Files
nexusAI/docs/services/inference-service.md
2026-04-17 03:46:17 -07:00

4.2 KiB
Raw Blame History

Inference Service

Package: @nexusai/inference-service
Location: packages/inference-service
Deployed on: Main PC (192.168.0.79)
Port: 3001

Purpose

Thin adapter layer around the local LLM runtime. Receives assembled context packages from the orchestration service and returns model responses. Uses a provider pattern to abstract the underlying runtime, making it straightforward to switch inference backends without changes to the rest of the system.

Dependencies

  • express — HTTP API
  • ollama — Ollama client (used by the Ollama provider, kept as fallback)
  • dotenv — environment variable loading
  • @nexusai/shared — shared utilities

Environment Variables

Variable Required Default Description
PORT No 3001 Port to listen on
INFERENCE_PROVIDER No llamacpp Active provider (ollama or llamacpp)
INFERENCE_URL No http://localhost:8080 URL of the inference runtime
DEFAULT_MODEL No local-model Default model name passed to the provider

INFERENCE_URL points to llama-server directly (port 8080), not to this service. The orchestration service uses INFERENCE_SERVICE_URL to reach this service on port 3001.

Provider Architecture

The active provider is selected at startup via INFERENCE_PROVIDER and loaded from src/providers/. Both providers expose identical function signatures.

Supported Providers

Provider Value Runtime
llama.cpp llamacpp llama.cpp server (OpenAI-compatible API) — current default
Ollama ollama Ollama via the ollama npm package — available as fallback

Switching providers requires only a .env change — no code modifications:

INFERENCE_PROVIDER=llamacpp
INFERENCE_URL=http://localhost:8080

The provider loader throws immediately on an unknown value, preventing silent misconfiguration.

Internal Structure

src/
├── providers/
│   ├── ollama.js      # Ollama provider
│   └── llamacpp.js    # llama.cpp provider (OpenAI-compatible REST)
├── routes/
│   └── inference.js   # /complete and /complete/stream route handlers
├── infer.js           # Provider loader — selects and re-exports active provider
└── index.js           # Express app + route definitions

llama.cpp Provider

Uses the OpenAI-compatible REST API exposed by llama-server.

Starting llama-server

Must be started manually on the main PC before the inference service can handle requests:

.\llama-gpu\llama-server.exe `
  -m .\models\gemma-4-26B-A4B-Claude-Distill-APEX-I-Mini.gguf `
  -ngl 99 `
  --reasoning off `
  --host 0.0.0.0 `
  --port 8080 `
  -c 64000
Flag Description
-ngl 99 Offload as many layers as possible to GPU
--reasoning off Disables thinking delay on Gemma 4 models
--host 0.0.0.0 Allows LAN connections
-c 64000 Context window size in tokens

-c 64000 is intentionally large. NexusAI's memory architecture handles context injection so 68K is often sufficient if VRAM pressure builds.

Model Naming

The model name in requests must match the name reported by llama-server including the .gguf extension:

Invoke-RestMethod -Uri "http://192.168.0.79:8080/v1/models"

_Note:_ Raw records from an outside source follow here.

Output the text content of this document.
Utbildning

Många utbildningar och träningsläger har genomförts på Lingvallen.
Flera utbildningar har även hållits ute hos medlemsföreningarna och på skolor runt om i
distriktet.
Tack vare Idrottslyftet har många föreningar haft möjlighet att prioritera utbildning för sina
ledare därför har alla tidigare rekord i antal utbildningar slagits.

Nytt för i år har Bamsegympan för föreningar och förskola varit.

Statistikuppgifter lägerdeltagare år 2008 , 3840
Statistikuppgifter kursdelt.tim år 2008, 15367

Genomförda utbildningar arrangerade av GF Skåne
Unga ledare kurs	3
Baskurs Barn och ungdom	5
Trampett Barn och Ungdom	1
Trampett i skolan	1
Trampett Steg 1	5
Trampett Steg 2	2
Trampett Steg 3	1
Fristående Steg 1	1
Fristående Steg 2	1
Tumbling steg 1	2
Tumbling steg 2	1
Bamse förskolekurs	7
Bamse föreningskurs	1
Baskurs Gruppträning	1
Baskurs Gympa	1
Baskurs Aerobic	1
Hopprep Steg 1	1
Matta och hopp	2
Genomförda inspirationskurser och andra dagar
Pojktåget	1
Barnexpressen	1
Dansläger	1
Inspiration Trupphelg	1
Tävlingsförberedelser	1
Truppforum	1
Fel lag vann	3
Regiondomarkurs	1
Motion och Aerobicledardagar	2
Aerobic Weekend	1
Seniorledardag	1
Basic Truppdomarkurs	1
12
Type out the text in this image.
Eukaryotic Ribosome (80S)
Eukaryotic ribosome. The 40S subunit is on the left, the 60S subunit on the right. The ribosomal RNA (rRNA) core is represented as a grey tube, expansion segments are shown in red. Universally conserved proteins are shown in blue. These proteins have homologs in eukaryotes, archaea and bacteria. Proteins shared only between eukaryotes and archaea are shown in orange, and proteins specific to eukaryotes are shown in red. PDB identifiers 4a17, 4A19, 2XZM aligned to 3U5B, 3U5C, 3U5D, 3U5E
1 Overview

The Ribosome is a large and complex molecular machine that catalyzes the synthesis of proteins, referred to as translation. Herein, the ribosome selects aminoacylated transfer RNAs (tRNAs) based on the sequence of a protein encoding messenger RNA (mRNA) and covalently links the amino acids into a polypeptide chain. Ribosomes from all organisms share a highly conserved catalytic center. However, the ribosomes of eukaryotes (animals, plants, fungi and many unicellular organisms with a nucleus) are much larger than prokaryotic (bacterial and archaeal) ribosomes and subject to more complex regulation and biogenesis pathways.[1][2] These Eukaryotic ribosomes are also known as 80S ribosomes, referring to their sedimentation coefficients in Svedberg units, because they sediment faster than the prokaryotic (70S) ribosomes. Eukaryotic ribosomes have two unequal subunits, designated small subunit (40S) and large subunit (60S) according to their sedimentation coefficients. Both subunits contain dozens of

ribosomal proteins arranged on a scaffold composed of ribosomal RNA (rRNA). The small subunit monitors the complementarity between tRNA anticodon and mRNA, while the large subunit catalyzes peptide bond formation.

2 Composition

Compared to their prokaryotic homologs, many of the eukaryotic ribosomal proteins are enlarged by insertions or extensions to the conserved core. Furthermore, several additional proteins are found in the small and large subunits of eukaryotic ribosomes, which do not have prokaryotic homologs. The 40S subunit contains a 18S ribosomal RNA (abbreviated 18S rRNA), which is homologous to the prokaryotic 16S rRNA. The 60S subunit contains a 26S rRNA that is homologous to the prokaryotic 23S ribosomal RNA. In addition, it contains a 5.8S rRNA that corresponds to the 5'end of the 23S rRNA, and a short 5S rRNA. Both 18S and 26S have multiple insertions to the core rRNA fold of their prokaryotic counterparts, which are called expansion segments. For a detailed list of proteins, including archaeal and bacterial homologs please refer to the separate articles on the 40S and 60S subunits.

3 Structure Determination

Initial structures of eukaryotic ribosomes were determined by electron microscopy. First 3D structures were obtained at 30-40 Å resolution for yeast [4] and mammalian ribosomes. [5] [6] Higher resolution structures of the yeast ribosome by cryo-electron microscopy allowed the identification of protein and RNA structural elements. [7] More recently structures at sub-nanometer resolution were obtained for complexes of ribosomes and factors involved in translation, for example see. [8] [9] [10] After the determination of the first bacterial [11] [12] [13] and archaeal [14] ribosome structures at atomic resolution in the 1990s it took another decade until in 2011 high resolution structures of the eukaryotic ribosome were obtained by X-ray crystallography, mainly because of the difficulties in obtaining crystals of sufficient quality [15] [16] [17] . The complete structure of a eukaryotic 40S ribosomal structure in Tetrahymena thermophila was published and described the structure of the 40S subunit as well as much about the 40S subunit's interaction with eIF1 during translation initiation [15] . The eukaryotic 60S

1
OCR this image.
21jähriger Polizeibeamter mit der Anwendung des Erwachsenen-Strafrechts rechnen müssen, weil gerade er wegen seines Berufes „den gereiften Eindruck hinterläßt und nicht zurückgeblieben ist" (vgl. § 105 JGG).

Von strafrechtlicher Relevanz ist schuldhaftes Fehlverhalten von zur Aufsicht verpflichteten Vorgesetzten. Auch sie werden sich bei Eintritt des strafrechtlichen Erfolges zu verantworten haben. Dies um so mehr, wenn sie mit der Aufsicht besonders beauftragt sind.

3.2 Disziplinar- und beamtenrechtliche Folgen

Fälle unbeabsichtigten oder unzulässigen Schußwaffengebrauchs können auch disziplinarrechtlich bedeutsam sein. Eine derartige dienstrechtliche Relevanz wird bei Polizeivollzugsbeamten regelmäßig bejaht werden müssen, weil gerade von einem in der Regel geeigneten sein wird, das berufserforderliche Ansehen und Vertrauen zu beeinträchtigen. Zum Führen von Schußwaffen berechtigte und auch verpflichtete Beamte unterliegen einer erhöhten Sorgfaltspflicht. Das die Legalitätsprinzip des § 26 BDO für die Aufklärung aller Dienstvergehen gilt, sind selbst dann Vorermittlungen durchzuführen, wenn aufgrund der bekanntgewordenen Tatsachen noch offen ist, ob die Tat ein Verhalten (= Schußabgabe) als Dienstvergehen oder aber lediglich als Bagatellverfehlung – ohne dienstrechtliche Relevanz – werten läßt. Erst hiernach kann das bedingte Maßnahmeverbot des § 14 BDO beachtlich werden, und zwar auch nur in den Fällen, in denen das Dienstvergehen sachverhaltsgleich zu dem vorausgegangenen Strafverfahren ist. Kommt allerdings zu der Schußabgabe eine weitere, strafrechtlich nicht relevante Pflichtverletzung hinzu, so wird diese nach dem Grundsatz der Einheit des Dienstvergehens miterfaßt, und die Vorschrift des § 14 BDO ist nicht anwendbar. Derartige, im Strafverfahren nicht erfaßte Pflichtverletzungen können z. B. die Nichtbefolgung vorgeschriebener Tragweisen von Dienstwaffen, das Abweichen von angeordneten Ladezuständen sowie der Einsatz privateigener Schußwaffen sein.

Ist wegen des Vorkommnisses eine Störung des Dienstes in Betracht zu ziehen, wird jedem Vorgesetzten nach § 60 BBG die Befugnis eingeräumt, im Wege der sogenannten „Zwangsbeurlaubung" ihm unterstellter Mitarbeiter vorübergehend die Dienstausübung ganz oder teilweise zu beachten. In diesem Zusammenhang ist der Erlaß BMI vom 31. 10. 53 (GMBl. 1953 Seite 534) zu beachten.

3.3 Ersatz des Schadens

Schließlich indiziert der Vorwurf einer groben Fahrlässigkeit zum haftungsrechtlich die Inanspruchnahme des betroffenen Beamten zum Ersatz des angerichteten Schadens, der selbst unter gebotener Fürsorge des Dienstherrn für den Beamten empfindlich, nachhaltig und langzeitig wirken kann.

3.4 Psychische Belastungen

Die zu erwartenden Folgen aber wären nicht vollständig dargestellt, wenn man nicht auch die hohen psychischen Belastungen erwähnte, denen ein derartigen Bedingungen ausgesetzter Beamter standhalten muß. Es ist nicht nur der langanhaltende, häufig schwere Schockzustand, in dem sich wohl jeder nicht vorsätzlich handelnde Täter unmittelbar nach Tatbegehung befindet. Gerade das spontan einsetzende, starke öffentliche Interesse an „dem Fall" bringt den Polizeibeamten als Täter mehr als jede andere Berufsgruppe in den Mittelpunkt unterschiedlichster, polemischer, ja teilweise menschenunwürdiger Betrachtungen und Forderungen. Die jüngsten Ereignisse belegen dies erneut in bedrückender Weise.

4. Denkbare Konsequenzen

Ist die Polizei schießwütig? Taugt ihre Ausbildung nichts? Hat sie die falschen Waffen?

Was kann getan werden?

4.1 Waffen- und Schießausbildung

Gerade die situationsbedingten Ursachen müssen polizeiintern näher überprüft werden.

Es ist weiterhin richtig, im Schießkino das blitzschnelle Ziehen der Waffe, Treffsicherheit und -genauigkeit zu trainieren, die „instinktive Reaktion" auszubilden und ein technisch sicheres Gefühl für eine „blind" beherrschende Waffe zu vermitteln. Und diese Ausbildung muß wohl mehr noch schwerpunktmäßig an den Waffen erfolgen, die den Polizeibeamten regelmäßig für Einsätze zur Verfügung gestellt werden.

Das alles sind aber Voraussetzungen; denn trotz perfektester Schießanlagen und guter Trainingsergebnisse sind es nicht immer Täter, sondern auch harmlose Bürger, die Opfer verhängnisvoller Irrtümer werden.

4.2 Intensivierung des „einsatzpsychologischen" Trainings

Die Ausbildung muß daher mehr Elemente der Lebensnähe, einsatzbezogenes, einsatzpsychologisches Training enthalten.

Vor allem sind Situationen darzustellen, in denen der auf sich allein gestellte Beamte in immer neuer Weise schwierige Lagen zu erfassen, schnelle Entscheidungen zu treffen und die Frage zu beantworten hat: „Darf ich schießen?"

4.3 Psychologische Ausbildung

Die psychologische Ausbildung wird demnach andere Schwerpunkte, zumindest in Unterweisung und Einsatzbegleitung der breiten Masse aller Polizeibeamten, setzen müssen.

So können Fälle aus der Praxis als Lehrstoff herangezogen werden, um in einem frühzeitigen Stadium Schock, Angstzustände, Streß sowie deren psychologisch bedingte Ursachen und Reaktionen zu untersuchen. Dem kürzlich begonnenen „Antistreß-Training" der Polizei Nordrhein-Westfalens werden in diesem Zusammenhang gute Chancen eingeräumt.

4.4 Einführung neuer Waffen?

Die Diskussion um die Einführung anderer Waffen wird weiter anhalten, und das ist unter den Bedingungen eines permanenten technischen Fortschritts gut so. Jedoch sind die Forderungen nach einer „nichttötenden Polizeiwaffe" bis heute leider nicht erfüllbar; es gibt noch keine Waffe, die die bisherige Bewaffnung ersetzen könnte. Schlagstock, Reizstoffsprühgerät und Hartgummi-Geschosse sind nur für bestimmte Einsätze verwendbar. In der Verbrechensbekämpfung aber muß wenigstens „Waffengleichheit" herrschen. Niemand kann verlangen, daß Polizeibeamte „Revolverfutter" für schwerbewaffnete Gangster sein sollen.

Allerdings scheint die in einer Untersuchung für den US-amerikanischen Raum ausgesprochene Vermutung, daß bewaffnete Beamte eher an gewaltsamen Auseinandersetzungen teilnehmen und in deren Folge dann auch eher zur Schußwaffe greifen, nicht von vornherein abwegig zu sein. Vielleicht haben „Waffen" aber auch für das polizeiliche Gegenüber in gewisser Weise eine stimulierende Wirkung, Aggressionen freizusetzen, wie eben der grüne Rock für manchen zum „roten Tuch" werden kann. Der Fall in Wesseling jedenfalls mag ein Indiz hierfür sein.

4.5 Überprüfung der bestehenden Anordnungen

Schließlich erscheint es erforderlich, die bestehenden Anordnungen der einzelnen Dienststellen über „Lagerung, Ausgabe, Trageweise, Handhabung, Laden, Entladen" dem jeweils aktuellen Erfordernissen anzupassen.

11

Set DEFAULT_MODEL in .env to the exact reported name.

Inference Parameters

NexusAI option API field Default
temperature temperature 0.7
maxTokens max_tokens 1024
topP top_p 0.9
topK top_k 40
repeatPenalty repeat_penalty 1.1
seed seed null (random)

Streaming Response Format

The llama.cpp provider yields chunks in this shape:

{ response: "token text", done: false }
// final chunk:
{ response: '', done: true, model: "model-name.gguf", tokenCount: 42 }

The inference route re-emits as SSE:

data: {"response":"token text"}
data: {"done":true,"model":"model-name.gguf","tokenCount":42}
data: [DONE]

model and tokenCount are captured from the llama.cpp finish_reason: stop chunk and emitted on the done event.

For all HTTP endpoints, see api-routes.md.